Geisa sat in darkness. Since the queen had come, the conditions of her imprisonment had dramatically improved. The queen, Geisa thought with a sneer. That girl was in far deeper trouble than she could even conceive. She didn’t have half the presence and fortitude Airi had had.
She sighed, as she always did when she thought of Airi. Though the careful shepherding of Airi towards her mistress’s purpose had been a duty assigned to her, they had spent almost twenty years together. While Geisa had kept Airi in the dark about her true task and purpose for coming to Kyuden, it didn’t stop Geisa from growing fond of Airi. From caring about her. She had deserved better than an unceremonial death at the hand of her supposedly loyal followers.

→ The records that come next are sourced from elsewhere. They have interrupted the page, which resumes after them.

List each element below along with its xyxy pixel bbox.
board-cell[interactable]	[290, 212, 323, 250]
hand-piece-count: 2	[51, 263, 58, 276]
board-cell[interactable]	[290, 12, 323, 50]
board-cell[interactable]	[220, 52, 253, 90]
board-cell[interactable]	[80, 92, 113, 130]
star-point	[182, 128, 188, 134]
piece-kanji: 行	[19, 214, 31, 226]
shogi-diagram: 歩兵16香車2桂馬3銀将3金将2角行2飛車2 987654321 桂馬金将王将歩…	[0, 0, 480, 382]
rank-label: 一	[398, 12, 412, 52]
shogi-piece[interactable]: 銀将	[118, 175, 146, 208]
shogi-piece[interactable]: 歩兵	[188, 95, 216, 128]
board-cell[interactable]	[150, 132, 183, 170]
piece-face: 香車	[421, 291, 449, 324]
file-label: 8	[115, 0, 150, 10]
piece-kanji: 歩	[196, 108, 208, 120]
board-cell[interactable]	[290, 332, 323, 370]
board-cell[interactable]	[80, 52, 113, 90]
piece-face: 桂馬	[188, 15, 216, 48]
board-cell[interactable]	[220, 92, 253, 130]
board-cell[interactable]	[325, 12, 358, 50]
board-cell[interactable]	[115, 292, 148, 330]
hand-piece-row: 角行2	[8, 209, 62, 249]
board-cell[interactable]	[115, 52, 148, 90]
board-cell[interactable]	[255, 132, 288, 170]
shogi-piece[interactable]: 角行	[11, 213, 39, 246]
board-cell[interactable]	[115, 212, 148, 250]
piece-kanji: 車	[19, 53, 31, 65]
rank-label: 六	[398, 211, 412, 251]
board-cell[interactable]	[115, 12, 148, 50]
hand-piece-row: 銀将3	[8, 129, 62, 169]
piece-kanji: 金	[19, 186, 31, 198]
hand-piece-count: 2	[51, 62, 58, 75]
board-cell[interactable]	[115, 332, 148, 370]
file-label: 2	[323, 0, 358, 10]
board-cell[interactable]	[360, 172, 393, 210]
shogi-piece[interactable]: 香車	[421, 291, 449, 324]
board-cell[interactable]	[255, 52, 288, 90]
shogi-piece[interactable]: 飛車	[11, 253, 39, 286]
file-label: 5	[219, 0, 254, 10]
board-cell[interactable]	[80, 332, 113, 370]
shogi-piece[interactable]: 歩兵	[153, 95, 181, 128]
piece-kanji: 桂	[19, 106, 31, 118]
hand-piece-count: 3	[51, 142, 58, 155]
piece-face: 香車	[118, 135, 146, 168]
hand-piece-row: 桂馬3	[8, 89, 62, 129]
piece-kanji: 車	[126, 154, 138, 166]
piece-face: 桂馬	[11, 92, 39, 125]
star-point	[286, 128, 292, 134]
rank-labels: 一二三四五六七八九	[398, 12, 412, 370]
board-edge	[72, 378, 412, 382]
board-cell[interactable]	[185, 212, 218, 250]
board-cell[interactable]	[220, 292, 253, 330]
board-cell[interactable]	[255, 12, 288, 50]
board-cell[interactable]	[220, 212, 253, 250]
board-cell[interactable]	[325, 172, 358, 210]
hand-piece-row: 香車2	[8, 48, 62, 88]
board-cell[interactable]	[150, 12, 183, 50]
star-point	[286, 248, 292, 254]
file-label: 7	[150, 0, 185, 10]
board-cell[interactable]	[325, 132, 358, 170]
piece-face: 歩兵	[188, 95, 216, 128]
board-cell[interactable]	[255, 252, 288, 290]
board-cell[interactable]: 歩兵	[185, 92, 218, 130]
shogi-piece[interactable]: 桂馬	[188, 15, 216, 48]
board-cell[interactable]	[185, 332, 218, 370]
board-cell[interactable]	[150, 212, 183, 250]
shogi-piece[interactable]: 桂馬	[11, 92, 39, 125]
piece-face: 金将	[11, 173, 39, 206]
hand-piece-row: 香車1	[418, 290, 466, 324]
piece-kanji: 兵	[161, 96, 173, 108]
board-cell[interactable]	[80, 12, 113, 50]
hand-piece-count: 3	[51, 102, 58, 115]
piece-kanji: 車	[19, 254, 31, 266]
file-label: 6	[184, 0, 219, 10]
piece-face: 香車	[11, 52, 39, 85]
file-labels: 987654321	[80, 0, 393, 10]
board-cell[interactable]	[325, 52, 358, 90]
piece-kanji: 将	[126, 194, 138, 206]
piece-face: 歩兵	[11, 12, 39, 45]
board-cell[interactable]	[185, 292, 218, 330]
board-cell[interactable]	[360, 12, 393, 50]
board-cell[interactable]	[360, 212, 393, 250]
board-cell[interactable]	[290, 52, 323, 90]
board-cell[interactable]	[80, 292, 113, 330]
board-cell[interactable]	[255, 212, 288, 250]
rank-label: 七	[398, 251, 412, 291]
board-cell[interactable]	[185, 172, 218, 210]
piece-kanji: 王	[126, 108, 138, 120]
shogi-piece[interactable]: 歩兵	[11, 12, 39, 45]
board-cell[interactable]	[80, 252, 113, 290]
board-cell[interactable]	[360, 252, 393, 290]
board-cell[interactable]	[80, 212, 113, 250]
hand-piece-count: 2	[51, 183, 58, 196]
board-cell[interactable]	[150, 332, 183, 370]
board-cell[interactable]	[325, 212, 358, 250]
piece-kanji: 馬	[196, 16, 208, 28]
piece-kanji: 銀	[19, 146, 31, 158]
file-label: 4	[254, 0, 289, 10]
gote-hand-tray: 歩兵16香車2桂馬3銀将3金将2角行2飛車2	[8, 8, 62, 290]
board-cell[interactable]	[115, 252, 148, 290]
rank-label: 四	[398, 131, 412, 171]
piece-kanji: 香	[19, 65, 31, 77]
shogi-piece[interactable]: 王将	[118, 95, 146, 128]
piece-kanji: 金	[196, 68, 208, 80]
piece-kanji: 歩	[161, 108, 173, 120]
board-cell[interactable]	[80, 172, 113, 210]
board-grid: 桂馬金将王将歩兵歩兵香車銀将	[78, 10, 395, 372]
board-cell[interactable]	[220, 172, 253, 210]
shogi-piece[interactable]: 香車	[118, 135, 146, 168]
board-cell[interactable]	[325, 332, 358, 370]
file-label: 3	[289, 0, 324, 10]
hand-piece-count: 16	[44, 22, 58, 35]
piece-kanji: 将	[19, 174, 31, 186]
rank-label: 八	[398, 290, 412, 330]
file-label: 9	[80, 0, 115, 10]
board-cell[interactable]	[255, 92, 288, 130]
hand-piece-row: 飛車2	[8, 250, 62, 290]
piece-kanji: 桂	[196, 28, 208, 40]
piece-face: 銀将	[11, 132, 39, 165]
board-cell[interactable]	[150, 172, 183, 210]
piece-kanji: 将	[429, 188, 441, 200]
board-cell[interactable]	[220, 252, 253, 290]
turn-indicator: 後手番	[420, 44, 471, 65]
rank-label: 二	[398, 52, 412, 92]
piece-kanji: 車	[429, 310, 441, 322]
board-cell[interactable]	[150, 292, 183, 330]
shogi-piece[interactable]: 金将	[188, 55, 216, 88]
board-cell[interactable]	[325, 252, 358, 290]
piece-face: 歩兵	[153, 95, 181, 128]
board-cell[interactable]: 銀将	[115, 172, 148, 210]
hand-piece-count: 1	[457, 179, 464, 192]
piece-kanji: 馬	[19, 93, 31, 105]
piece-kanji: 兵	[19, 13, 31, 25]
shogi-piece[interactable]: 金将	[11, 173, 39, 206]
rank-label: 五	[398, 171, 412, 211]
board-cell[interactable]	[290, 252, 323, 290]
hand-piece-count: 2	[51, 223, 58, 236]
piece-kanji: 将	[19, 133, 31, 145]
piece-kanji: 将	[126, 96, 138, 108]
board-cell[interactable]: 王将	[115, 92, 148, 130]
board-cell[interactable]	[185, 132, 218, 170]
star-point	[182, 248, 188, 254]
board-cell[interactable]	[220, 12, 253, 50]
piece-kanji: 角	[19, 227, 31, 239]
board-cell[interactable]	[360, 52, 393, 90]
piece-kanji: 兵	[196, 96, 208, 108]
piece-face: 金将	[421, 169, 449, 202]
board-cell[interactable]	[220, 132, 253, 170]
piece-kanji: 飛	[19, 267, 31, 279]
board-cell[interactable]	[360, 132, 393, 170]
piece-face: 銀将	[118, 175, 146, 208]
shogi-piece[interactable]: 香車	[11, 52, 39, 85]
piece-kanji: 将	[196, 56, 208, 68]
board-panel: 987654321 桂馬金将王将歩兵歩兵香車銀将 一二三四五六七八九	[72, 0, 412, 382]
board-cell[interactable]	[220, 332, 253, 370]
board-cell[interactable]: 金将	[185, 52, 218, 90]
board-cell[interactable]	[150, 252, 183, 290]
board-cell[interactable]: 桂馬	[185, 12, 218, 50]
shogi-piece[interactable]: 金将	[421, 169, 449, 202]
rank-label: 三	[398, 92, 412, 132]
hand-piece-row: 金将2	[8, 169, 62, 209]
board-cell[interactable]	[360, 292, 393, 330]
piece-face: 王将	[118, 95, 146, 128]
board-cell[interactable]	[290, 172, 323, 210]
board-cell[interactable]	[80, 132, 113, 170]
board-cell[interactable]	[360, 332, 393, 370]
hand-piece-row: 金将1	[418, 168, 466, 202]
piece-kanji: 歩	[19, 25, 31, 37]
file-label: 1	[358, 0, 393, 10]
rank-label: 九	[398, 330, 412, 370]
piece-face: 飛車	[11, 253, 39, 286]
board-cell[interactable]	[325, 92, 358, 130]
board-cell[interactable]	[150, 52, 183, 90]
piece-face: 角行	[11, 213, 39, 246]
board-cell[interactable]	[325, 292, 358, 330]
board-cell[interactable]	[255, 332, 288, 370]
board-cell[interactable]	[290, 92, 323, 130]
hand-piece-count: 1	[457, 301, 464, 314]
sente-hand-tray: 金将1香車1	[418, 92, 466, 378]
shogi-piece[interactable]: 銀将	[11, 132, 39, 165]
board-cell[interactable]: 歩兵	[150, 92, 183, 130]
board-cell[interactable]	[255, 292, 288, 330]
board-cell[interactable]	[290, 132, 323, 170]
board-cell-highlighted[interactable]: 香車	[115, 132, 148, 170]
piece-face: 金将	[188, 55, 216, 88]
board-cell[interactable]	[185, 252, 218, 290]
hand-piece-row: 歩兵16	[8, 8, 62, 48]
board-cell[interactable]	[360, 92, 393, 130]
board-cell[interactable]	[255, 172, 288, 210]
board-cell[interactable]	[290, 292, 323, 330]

Geisa’s stomach rumbled. It was past time for her dinner. At least they fed her now. Her frame was still painfully thin, but she wasn’t crippled by the weakness that had plagued her when they had fed her only a few times a week. She supposed she should be grateful. Though if she was to spend the rest of her life rotting in this cell, fo
od only extended things unnecessarily.
No. She wouldn’t spend her life in this cell. She fingered the skin on her forearm where she had used her fingernails to draw blood to summon Tsuki. Or rather, the tengu that masqueraded as Tsuki. Yukina. It had been ten years of service before her mistress had deemed her worthy to know its true name. Geisa touched the scab on her arm again. The scab was almost gone, but it was a comforting reminder. Geisa would be free again, and she would enjoy her revenge against the petty insects of this citadel. She would watch their precious world burn.
Noise sounded outside the thick cell door, and she smoothed her hair. Since the queen had come, she had tried to regain her old sense of self, at least when she had visitors. She pasted a disdainful expression on her face. She wouldn’t show weakness.
The dim light from the hallway blinded her as the door opened. She closed her eyes and turned her face, blinking slowly to adjust her pupils. The silhouette at the door was different than her normal guard, thin and slightly stooped. Male. His face was bathed in shadow, backlit against the hallway light.
And then he did a peculiar thing. He stepped inside the cell and closed the door, cloaking the cell in utter darkness once again.
“Does the dark still bother you?” he asked.
His smooth voice froze the blood in her veins. She inhaled sharply.
“I suppose it does,” he said. “Those traits we pick up in our youth follow us through life.”
Geisa’s breathing grew frantic as she tried to pick out where he was in the darkness. Was he approaching? Drawing near? Was he going to touch her?
“The dark is a funny thing,” he said. “We have five senses, but we only ever use our eyes. Take away a person’s eyes, and suddenly they feel very vulnerable indeed.”
Geisa drew her knees against her chest, becoming as small and tightly wrapped as she could. She began counting in her head to soothe herself. It was a trick she had learned in the sunburner prison. It calmed her but allowed her to still listen to his instructions. Allowed her to detach from her body. From what he was doing to it.